GM and Enlighten Enlighten Drivers

Enlighten, an Ann Arbor, Mich.-based interactive design, development and consulting firm, has been tapped by General Motors to help educate consumers about the hazards of driving while distracted.

The agency has created a computer simulation called “D3–The Driver Distraction Demonstration” as part of the GM’s SenseAble driving program, which is being created with the assistance of the public relations firm Hass & Associates, also Ann Arbor. The pilot program launched in late March in Michigan through offices of the Secretary of State and will be rolled out in other states later this year, said Caroline Markey, a GM representative.
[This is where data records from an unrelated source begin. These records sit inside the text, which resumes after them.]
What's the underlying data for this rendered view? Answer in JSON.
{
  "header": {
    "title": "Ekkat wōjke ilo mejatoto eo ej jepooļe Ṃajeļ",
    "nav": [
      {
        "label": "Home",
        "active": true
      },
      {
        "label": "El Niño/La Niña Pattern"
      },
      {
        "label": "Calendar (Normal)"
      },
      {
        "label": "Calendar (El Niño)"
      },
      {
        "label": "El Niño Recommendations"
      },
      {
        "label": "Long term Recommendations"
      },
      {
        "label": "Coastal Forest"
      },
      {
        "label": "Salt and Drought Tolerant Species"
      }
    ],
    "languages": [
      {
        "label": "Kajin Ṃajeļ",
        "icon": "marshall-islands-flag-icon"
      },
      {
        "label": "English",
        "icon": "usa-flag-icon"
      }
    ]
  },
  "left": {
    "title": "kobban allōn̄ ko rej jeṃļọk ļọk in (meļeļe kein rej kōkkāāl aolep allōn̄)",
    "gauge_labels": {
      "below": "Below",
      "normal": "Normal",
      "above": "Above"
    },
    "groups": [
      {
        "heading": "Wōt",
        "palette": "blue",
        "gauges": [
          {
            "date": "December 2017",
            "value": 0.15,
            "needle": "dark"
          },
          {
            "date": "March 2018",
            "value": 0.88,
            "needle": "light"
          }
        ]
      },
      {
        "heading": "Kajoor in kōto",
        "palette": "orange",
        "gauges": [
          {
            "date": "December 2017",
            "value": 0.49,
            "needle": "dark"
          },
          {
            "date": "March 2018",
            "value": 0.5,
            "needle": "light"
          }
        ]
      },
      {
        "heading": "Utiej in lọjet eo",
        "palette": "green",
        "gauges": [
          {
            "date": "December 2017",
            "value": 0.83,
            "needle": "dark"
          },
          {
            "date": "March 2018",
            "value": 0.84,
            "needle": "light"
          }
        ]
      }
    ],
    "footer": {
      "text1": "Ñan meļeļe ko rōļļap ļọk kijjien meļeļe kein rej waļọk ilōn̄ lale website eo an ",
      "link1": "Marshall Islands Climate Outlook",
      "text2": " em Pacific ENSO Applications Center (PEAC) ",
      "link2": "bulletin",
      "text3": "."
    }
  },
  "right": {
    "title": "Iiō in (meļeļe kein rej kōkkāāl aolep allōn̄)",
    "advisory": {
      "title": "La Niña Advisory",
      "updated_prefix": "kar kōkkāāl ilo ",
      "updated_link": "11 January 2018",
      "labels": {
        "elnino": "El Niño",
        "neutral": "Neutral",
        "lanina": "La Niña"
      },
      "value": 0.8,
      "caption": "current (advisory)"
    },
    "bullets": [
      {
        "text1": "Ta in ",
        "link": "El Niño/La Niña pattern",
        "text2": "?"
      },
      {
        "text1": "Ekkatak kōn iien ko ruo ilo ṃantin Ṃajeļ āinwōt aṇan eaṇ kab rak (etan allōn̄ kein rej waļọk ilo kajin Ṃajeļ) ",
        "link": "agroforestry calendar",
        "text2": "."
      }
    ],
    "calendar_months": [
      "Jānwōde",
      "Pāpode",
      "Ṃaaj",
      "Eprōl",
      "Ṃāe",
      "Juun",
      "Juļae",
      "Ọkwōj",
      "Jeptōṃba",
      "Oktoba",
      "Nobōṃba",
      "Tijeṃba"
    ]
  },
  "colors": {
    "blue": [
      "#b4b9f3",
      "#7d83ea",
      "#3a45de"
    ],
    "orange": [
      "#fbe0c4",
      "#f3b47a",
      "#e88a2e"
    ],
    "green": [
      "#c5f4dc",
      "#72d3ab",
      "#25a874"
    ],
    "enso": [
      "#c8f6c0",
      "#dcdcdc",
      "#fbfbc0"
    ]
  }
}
The Flash simulation debuted in kiosk format earlier this spring at auto shows and one of the driving scenarios is now available online at Two more scenarios are expected to be added to the site next month. They will feature a harried business executive with his team on the way to an important meeting and a teen trying to get to a concert on time with his friends. A CD-ROM version that could be distributed to consumers is also under consideration.

The humorous three-minute simulation of a distracted driving experience that’s currently online shows motorists how much they might miss by using cell phones or devoting too much attention to tuning the radio. The simulation had to be serious enough to convey a critical safety message, but compelling enough to keep users engaged, said Steve Glauberman, CEO of Enlighten. It also had to be simple to use, even by non-computer savvy consumers, he said.

It features a soccer mom who is rushing a van full of kids to a game. Along the way, she encounters incoming phone calls, annoying requests from passengers, radio tuning and other surprising distractions that detract from her ability to keep the vehicle on the road and maintain a safe speed.

Viewers of the simulation receive feedback along the way from “Hank,” their driving assistant, and are scored on a 100-point “Sense-O-Meter,” depending on the choices they make and the quality of their driving. Detailed feedback at the end of the three-minute driving simulation offers pointers about making better decisions to avoid distracted driving.

Enlighten worked closely with GM safety experts in creating the simulation with the goal of teaching consumers that distracted driving includes more than just using a cellular telephone, Glauberman said. Other problematic behaviors include eating drive-thru food or trying to put on makeup or being distracted by rowdy children. Realistically, nothing will probably dissuade consumers from never using a cell phone while in the car, he said. But the simulation aims at prompting them to at lest reduce the number of calls or use hands-free devices, he said.